Page 7 of Code Name: Typhon

“Briefly.” I slammed the menu on the table more than set it. “Why was it you summoned me? I’ve been in London less than twenty-four hours.”

“Your mother and I are hosting a dinner this evening. We expect you to attend.”

“I have other plans,” I lied.

“Cancel them.”

I folded my arms and waited until he lowered the menu to look at me, then said, “No.”

“Don’t be a chit. Your mother and I ask so little of you. You could at least agree when we do.”

“You give equally to what you ask, which is next to nothing. As I said, I have other plans, which I’m unwilling to change.” I pushed the chair from the table and stood. “Give my regards to Millicent.”

I stormed from the dining room, not caring at all that I’d caused a scene. In fact, I was happy I had. The bastard deserved the raised brows of those he considered his peers.

3

TYPHON

“Something’s going down in Shere,” said Hornet, an MI6 operative I was considering for Unit 23. As a test, Z and I had agreed to put him on Oleander’s detail. If he was able to track her undetected, he’d get the job.

“Elaborate.”

“According to Reaper, they’re moving out.”

While the man Hornet spoke of was an American, and thus a member of the coalition’s US task force, I’d been following his career for a few years. His code name spoke to his skillfulness as an assassin, and I had every intention of finding a place for him on my team. Not that he was aware of it. For now, he was far more useful inside the command center.

Z was the only person who knew Reaper was passing information on to Hornet and, ultimately, to me. If Oleander or anyone else discovered what he was doing, Z would run interference.

“Stay on it and update me as you learn more.”

“Roger that, sir,” Hornet responded.

Given the nature of the work Unit 23 did, when it formed, two decisions were made regarding our headquarters. First, they would not be in Vauxhall Cross, where the rest of SIS was housed. Second, we’d never have a home office in the traditional sense.

It was up to each leader to determine where and what kind of command center they wanted. I had two. One was in the most secure, private building in London. I’d purchased two apartments and had a door added between them. The access was almost cliché, given it was hidden behind a bookcase.

The building was in close proximity to Hyde Park, but more, to Claridge’s, where I dined almost every night I was in town. Since it was typically uncrowded and quiet, the Fumoir was my favorite spot for an after-dinner drink. The other thing I appreciated was that even though I was a regular at the hotel’s restaurants and bars, the staff knew better than to ask questions. Familiarity was not only frowned upon, but was a rule that, if broken, led to termination. Regardless of whether I ordered the same drink or the same meal each time I was there, which could be night after night, I was treated respectfully and as though I’d never been there before. If I chose to make friendly conversation, they were certainly permitted to respond, but then it was on me.

Anonymity, even though I was recognizable, given my stature, was paramount to my line of work. I used service entrances rather than the main lobby to arrive and depart, and rarely the same one.

When my stomach rumbled, I checked the time. I almost never ate lunch, but was hungry enough to do so today. First, I needed to do a routine check on active missions.

There was one agent who had gone dark, which was not uncommon for Unit 23, but that she hadn’t reported in prior or since troubled me.

Philippa Windsor was one of our best. Her regal disposition, along with her surname, had garnered her the code name Countess. She was lethal in her pursuit of the world’s worst, and her kill count was twice that of most of our team.
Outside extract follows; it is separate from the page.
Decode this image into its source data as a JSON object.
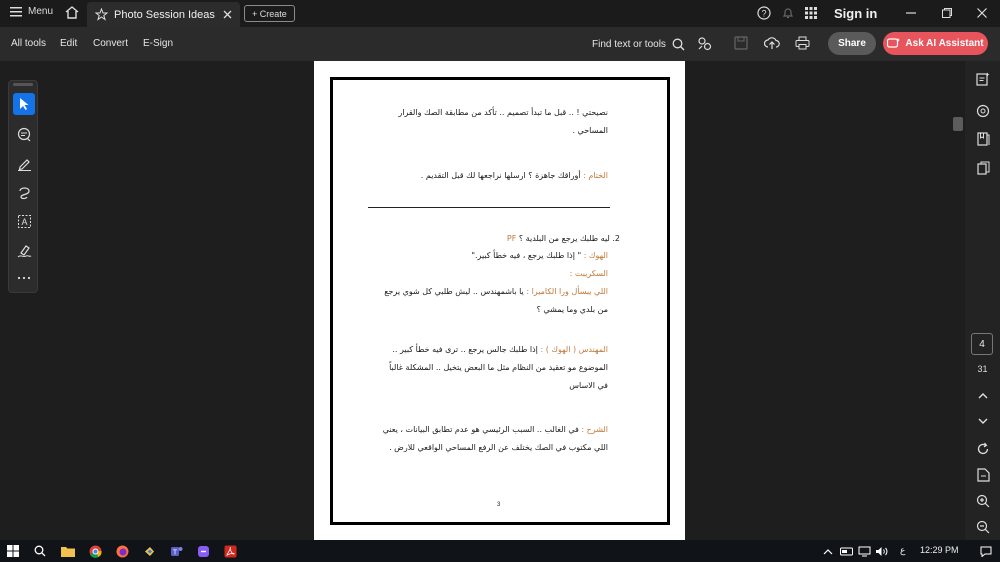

Her mission was to insinuate herself into the UK’s largest drug trafficking cartel, then assassinate its leader. This type of assignment—infiltration of a criminal organization this powerful—wasn’t given lightly or to just anyone. In fact, she was the first, other than me.

Before I became commander, I’d gone undercover as an enforcer in not one but two Italian crime families—the Sicilian and the Calabrian syndicates. As adept as Unit 23 was at ending the lives of the world’s worst criminals, if the target was one of the good guys, we were equally good at proving he or she was dead when they weren’t. This went far beyond witness protection. In some cases, facial-reconstruction surgery was required.

I was still waiting for a reply to my emergency ping to the Countess when I received an update from Hornet.

According to Reaper, a woman named Bexli Everdeen, who was connected to the commander of the UK task force, was missing and believed to be in the hands of traffickers. Not just any trafficker and not just any abduction. Everdeen and nineteen other women were being offered on a high-end sex-slave auction site the team had discovered on the dark web.

Tracking the site’s IP address had led them to a compound on the Maltese island of Gozo. An organization called AMPS Incorporated was its registered owner.

A mission to rescue Everdeen and the other women believed to be held captive was being deployed immediately.

I ordered Hornet to get there before they arrived and to provide real-time updates.